The announcement on Tuesday that the CSA will pay women the same match costs as men for international competitions and will launch the first professional domestic league for women in any team sport in South Africa this coming summer will give Wolvaardt and her colleagues a boost going into the Pakistan series.
Except for the T20 World Cup, women’s matches haven’t drawn significant crowds in South Africa and the women’s squad doesn’t fetch the same television income as the men’s team. But unlike the men, who have never advanced past the World Cup semifinals of either the ODI or T20I, the women do have a title sponsor.
Who wouldn’t want to watch female footballers target the ball in their challenges rather than watch their male counterparts slam into opponents’ ankles, especially with women’s sport of all types on the increase among spectators? Consequently, leveling the match fees is a no-brainer from a business standpoint.

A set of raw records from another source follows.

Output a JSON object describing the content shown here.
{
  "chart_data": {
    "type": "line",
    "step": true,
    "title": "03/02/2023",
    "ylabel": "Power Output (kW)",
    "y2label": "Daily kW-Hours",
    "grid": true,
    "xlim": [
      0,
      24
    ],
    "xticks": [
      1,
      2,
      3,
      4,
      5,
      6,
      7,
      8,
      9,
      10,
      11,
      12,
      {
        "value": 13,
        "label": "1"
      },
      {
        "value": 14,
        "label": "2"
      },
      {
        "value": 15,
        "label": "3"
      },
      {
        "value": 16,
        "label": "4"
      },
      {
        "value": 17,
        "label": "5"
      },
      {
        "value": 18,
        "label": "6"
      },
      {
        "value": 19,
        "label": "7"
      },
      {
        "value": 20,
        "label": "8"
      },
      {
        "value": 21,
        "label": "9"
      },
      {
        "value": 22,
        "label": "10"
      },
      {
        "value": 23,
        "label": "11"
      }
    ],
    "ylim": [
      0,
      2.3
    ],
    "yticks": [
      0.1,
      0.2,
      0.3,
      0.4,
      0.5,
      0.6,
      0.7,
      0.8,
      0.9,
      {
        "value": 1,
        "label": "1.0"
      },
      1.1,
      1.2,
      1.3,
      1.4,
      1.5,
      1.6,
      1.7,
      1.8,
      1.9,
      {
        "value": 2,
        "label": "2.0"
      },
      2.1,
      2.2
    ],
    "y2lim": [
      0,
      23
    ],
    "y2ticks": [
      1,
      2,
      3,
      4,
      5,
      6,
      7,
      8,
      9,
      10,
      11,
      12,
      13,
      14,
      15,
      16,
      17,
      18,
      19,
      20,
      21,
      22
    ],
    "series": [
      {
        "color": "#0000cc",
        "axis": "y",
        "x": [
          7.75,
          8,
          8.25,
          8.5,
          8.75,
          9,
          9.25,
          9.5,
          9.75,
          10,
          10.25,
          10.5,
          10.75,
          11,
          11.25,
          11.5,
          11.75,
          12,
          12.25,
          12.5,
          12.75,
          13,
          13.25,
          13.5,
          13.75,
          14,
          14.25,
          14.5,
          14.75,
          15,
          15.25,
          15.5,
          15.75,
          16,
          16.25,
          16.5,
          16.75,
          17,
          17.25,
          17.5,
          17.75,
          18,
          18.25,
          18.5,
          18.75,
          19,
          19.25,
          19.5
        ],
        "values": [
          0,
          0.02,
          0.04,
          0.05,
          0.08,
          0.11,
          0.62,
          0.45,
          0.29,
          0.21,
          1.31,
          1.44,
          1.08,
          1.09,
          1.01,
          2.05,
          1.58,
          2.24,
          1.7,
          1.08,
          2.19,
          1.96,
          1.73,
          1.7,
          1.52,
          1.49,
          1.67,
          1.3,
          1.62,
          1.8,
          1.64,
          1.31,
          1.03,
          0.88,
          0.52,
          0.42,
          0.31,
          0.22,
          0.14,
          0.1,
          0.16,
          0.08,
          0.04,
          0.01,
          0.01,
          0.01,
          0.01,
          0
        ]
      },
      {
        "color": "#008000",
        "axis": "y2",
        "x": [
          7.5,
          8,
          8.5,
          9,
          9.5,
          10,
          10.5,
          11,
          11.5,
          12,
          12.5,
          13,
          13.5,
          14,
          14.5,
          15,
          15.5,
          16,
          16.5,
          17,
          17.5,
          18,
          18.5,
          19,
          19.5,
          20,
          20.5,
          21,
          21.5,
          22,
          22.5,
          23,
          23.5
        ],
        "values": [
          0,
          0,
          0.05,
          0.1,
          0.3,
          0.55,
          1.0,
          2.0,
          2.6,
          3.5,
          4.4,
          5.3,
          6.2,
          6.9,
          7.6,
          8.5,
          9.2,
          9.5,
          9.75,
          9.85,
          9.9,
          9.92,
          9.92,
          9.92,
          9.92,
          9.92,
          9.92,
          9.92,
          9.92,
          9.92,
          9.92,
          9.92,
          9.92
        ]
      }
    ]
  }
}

With the obvious exception of the mindless wastes of social media. Swing bowler Meyrick Pringle, who represented South Africa in four tests and 17 one-day internationals between February 1992 and October 1994, wrote an article regarding the equal match fees and put it on one of his pages. Pringle’s post received the following comment: “Can they move the boundary markers back out then, please.” And this: “It’s only right that my friend, a working musician, receives the same salary as Mick Jagger.” Finally, “Now AB [de Villiers] should identify as a woman and go play some [women’s] tournaments.”
In South Africa today, you may find any kind of women’s cricket tale you want.
As long as you don’t expect them to satisfy every reader, even occasionally. In particular, those who never had the ability to cover drive quite as well as Wolvaardt.